Our property management, accounting, and executive teams all went 100% virtual with the flip of a switch. Initially, our property managers only went into the field for emergencies. Our maintenance team solely focused on exterior projects and life safety issues in the pandemic's initial weeks. Our entire team began meeting virtually every morning for an "all hands call." Initially, these calls were to check in on our team's mental health, get a pulse on the business, and strategize further. Eventually, our morning calls became a way to keep our team engaged and focus on moving the business forward.

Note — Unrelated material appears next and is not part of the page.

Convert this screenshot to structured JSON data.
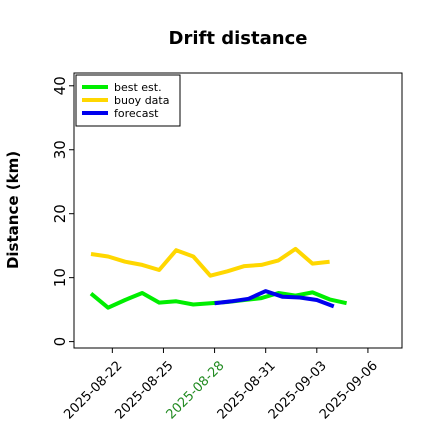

Within a few short days of the initial "Stay at Home" orders, our phones began ringing with tenants' requests for rent relief and lease modifications. Together, our executive team and property managers began collecting requests, pulling necessary data, and negotiating with tenants on behalf of our clients.
During the early weeks, my partner and I would be on the phone into the late hours of the night. We were doing our best to reassure our tenants that we would do all we could to help their businesses survive or explaining to our residential tenants that they would not be evicted during the state of emergency.
On the other end, we worked with our clients to restructure debt, negotiate loan terms, and forecast their property budgets. Internally, we knew that our clients and tenants would fall shorter than they expected for 2020, but we wanted to do our best to ensure everyone survived the initial wave of the pandemic.
2020 has been a year of many firsts for us all. It is a year that will be hard to forget, even if we wish we could. As I reflect on 2020 and prepare my team for 2021, I feel more prepared for the course ahead. Our financial projections are more conservative, our ancillary income is diversified, and our team is highly trained for the work in front of us. Tonight, I raise my glass to a prosperous new year ahead of us.